Ultimately that, in my view, will require governance reforms that on the one hand give councils more powers and an income-generating base; and also on the other, a form of metropolitan and accountable government for Sydney.
The Greater Sydney Commission is a step forward on both fronts of breaking down government silos to promote better land use and transport integration and of thinking about Sydney at a metropolitan scale.

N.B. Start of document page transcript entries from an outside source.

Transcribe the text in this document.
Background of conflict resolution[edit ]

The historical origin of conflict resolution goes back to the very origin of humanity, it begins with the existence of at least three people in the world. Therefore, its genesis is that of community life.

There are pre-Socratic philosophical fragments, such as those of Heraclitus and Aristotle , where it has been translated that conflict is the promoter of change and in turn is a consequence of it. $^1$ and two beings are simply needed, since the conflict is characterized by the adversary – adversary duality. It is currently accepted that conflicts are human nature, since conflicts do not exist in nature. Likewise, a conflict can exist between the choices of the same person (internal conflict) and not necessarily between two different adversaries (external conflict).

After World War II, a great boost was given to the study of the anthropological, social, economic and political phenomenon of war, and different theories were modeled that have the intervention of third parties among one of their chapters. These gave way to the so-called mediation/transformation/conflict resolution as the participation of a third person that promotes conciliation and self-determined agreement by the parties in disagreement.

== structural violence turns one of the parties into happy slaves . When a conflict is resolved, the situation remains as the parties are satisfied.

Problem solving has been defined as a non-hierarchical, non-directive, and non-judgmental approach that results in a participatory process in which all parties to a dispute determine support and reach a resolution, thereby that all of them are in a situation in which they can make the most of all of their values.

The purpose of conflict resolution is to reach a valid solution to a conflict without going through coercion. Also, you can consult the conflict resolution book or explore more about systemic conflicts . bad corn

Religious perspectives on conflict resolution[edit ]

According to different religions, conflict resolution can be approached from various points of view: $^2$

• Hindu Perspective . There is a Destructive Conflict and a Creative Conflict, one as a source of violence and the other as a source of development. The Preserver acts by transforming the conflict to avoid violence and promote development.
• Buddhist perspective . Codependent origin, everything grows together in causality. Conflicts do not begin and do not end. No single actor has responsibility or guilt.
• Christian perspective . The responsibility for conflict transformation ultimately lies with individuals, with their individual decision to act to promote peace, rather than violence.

However, its creation, I hope, is merely the “end of the beginning” of the longer journey to a London-style self-government model for Sydney, accountable to its inhabitants. Without such a model I fear that whatever the aspirations we all have, decisions will be made to us, not with us, by unaccountable government silos who, for example, prioritise an F6 extension of WestConnex to Wollongong without even considering a fast railway link, when all international evidence suggests that such a link would carry more people, faster, with greater economic and environmental benefits at less cost and, of course, cause least congestion.
I’m not saying don’t build roads when appropriate. I’m saying let’s have a modal level-playing field and a more inclusive civic dialogue so we can be assured that the infrastructure choice is the right one. Am I missing something?